The Sigmundstor Tunnel, also known as the Neutor, is one of Europe’s oldest road tunnels, carved straight through Mönchsberg in the mid-18th century. Commissioned by Prince-Archbishop Sigismund von Schrattenbach, it was an engineering marvel of its time, linking Salzburg’s bustling Old Town with the Riedenburg district beyond. Walkers and cyclists still pass through its stone archways, flanked by statues of St. Sigismund and St. Peter. It’s not just a shortcut — it’s a passage through Salzburg’s layered history, carved in rock.
Homage to Mozart (Hommage à Mozart) is a modern bronze sculpture by Markus Lüpertz, unveiled in 2005 in the heart of Salzburg. Bold, abstract, and controversial, it stands on Ursulinenplatz as a striking counterpoint to the city’s baroque elegance. With fragmented forms and unexpected colors, it challenges the romanticized image of Mozart, instead evoking the complexity of genius. Love it or question it, the sculpture sparks conversation — just like Mozart’s music still does centuries later.
The Mozart Residence, or Mozart-Wohnhaus, stands on Makartplatz and was home to the Mozart family from 1773 to 1787. Here, Wolfgang composed symphonies, piano concertos, and chamber works, while the spacious rooms hosted lessons, rehearsals, and visitors from across Europe. Though damaged in WWII, the house was carefully restored and now serves as a museum — displaying original instruments, manuscripts, and personal items. It’s a quieter, more mature Mozart you meet here — no longer a child prodigy, but a working genius.

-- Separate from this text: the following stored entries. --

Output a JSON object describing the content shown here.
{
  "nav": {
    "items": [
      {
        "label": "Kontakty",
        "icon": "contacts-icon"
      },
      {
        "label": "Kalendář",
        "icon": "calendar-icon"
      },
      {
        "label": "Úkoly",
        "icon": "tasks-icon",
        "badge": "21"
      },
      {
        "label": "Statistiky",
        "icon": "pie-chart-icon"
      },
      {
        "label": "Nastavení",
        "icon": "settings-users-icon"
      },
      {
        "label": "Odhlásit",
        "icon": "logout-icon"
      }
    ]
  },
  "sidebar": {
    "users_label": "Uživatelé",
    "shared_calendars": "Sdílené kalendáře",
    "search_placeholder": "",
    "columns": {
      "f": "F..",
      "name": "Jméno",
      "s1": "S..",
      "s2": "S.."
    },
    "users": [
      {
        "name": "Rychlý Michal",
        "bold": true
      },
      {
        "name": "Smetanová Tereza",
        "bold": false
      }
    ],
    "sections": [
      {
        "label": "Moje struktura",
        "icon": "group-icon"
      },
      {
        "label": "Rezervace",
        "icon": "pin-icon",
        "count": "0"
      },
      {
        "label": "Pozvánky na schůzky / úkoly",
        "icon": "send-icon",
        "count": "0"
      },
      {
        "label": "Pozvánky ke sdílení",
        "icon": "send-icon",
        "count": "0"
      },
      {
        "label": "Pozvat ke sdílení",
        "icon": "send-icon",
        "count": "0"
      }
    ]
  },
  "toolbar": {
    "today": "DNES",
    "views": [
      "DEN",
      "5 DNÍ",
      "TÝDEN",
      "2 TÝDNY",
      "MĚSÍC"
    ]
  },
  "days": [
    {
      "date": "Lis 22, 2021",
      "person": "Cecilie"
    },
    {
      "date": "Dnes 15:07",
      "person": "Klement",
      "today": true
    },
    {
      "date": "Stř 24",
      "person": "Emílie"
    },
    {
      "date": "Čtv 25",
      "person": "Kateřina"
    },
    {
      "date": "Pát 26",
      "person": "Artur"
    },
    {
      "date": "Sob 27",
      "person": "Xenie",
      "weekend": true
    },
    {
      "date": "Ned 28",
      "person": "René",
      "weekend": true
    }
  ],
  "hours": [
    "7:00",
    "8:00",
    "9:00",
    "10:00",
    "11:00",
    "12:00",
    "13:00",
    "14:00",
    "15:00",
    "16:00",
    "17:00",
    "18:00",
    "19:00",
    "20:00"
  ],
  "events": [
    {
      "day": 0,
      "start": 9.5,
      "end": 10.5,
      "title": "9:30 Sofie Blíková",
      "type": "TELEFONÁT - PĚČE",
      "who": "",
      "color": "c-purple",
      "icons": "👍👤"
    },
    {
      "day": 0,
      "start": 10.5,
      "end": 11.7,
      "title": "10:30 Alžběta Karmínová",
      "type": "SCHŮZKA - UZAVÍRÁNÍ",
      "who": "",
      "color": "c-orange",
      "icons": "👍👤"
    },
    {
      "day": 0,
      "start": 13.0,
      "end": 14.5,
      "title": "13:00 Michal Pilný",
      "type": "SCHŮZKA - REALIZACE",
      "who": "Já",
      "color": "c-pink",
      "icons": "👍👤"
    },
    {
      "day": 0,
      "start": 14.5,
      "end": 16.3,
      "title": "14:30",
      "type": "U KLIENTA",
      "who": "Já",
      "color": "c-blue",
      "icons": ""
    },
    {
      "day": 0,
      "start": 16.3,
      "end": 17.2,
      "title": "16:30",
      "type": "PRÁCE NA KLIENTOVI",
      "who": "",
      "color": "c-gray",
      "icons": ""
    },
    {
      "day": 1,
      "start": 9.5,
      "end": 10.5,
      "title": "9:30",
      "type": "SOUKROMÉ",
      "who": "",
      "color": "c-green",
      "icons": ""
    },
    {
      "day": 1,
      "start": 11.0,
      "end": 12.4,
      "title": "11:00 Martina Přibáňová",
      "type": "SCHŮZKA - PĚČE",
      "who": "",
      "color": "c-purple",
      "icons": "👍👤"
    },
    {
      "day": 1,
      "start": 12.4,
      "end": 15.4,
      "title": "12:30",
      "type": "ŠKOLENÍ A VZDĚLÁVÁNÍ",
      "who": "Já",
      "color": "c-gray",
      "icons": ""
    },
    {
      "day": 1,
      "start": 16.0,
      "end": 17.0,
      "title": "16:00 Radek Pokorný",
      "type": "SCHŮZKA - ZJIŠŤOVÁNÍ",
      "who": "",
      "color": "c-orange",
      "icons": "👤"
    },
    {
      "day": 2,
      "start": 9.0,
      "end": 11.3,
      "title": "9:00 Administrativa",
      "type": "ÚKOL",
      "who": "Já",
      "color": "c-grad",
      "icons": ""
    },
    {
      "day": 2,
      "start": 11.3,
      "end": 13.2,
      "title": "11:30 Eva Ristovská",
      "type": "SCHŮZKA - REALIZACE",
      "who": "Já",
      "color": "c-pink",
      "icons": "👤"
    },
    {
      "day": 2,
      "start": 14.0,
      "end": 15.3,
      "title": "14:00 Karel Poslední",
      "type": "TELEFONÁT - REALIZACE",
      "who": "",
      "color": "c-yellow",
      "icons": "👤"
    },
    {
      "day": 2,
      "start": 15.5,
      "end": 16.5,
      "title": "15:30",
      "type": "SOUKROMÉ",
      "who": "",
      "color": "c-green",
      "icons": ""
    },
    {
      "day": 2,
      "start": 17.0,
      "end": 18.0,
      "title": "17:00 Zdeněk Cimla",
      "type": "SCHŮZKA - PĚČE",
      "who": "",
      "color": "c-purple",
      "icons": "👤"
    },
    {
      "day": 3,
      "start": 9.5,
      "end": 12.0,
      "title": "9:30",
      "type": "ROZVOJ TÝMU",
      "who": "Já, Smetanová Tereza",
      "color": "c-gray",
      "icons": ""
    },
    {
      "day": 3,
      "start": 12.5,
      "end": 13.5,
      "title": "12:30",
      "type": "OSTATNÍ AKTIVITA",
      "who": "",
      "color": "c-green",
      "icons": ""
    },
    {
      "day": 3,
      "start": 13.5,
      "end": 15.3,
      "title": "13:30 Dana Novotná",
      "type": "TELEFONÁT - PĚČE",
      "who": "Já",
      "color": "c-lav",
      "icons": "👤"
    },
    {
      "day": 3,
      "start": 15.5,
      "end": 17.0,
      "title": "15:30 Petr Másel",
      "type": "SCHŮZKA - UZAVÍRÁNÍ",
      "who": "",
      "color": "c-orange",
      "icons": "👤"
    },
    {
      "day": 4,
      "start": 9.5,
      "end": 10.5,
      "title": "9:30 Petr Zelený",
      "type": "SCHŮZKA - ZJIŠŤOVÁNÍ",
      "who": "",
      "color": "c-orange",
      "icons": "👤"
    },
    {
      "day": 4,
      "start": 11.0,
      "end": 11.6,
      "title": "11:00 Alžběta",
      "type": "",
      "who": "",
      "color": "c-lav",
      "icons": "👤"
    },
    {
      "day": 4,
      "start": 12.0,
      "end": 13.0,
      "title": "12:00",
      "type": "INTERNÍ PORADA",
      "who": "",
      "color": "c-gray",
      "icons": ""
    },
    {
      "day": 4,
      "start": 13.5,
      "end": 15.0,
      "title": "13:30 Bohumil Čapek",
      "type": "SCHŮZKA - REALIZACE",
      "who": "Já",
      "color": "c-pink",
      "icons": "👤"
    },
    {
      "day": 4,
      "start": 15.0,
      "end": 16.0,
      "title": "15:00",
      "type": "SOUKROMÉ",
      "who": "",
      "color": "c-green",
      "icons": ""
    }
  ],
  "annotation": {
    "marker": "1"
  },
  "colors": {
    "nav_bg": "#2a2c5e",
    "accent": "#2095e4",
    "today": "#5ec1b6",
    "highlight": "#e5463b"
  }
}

Mirabell Palace is Salzburg’s baroque beauty — a residence built in 1606 by Prince-Archbishop Wolf Dietrich for his beloved Salome Alt. Rebuilt in the grand style after a fire, it now houses municipal offices, but the true enchantment lies in the Mirabell Gardens: symmetrical flowerbeds, mythological statues, and the Pegasus Fountain made famous by The Sound of Music. Inside, the Marble Hall is one of the world’s most romantic wedding venues, where music and history swirl beneath gilded ceilings.
The Dwarf Garden (Zwergerlgarten) in Salzburg’s Mirabell Gardens is a whimsical enclave filled with odd charm. Created in the early 18th century, it originally featured 28 marble dwarfs, each with exaggerated features and playful expressions—thought to be caricatures of real court dwarfs or entertainers. Only some survive today, but their presence still delights. Tucked behind manicured hedges, the garden feels like a surreal baroque joke whispered across centuries — slightly absurd, oddly touching, and uniquely Salzburg.
St. Sebastian’s Church (Sebastianskirche) is a quiet baroque sanctuary tucked along Salzburg’s Linzer Gasse, originally built in the 16th century. Its elegant façade conceals a peaceful interior with soft stucco work and a sense of intimate devotion. But its true soul lies in the adjoining cemetery — a serene, arcaded courtyard where Mozart’s father Leopold and his widow Constanze are buried. There’s even a tomb for the Mozart family doctor. It’s a place of reflection, where music’s echoes meet mortal silence.